A US review board found that a hack of top senior officials’ email accounts by Chinese-backed hackers was “preventable” in a scathing report.
A US government review board said in a scathing report released on Tuesday that a “cascade of security failures” by Microsoft allowed Chinese-backed hackers to break into the email accounts of senior US officials.
The Cyber Safety Review Board concluded that the online intrusion was “preventable” and that Microsoft’s corporate culture “deprioritised enterprise security investments and rigorous risk management”.
It said that “Microsoft’s security culture was inadequate and requires an overhaul” given the company’s central role in the global technology ecosystem.
Microsoft products “underpin essential services that support national security, the foundations of our economy, and public health and safety,” the report continued.

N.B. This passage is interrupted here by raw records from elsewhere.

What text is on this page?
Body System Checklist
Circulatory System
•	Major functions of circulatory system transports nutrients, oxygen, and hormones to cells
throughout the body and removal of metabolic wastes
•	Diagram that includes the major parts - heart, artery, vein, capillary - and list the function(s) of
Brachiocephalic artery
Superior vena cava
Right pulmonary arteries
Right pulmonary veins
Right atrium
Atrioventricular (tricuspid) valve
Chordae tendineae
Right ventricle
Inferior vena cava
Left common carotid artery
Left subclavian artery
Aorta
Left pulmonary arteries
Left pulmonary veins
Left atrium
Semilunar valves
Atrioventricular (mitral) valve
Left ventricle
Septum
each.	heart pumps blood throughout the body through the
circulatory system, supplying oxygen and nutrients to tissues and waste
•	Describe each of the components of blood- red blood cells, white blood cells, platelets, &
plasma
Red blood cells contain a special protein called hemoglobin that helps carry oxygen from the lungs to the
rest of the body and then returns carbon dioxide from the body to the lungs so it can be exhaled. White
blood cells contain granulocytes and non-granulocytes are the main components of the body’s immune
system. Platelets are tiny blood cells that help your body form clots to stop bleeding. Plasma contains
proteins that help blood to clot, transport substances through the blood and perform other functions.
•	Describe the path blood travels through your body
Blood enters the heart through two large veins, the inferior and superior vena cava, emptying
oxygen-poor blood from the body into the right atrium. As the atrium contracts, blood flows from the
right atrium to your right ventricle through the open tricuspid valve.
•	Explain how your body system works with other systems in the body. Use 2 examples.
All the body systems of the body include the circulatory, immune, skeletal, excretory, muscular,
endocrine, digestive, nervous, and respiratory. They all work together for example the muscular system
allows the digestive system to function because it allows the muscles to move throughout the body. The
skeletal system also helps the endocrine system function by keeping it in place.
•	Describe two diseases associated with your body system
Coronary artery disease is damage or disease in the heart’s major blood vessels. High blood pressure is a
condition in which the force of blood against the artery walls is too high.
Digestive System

The panel also made sweeping recommendations, including urging Microsoft to put on hold adding features to its cloud computing environment until “substantial security improvements have been made”.
It said Microsoft’s CEO and board should institute “rapid cultural change” including publicly sharing “a plan with specific timelines to make fundamental, security-focused reforms across the company and its full suite of products”.
‘Harden systems against attack’
In a statement, Microsoft said it appreciated the board’s investigation and would “continue to harden all our systems against attack and implement even more robust sensors and logs to help us detect and repel the cyber-armies of our adversaries”.
The state-backed Chinese hackers broke into the Microsoft Exchange email of 22 organisations and more than 500 individuals.
The report said the hackers accessed some cloud-based email boxes for at least six weeks and downloaded some 60,000 emails from the State Department alone.
Three think tanks and four foreign government entities, including Britain’s National Cyber Security Centre, were among those compromised, it said.
The report says the online intrusion was able to succeed due to “the cascade of Microsoft’s avoidable errors”.
The board, which was created by a US executive order in 2021, also accused Microsoft of making inaccurate statements about the incident including that it had determined the cause of the intrusion “when in fact, it still has not”.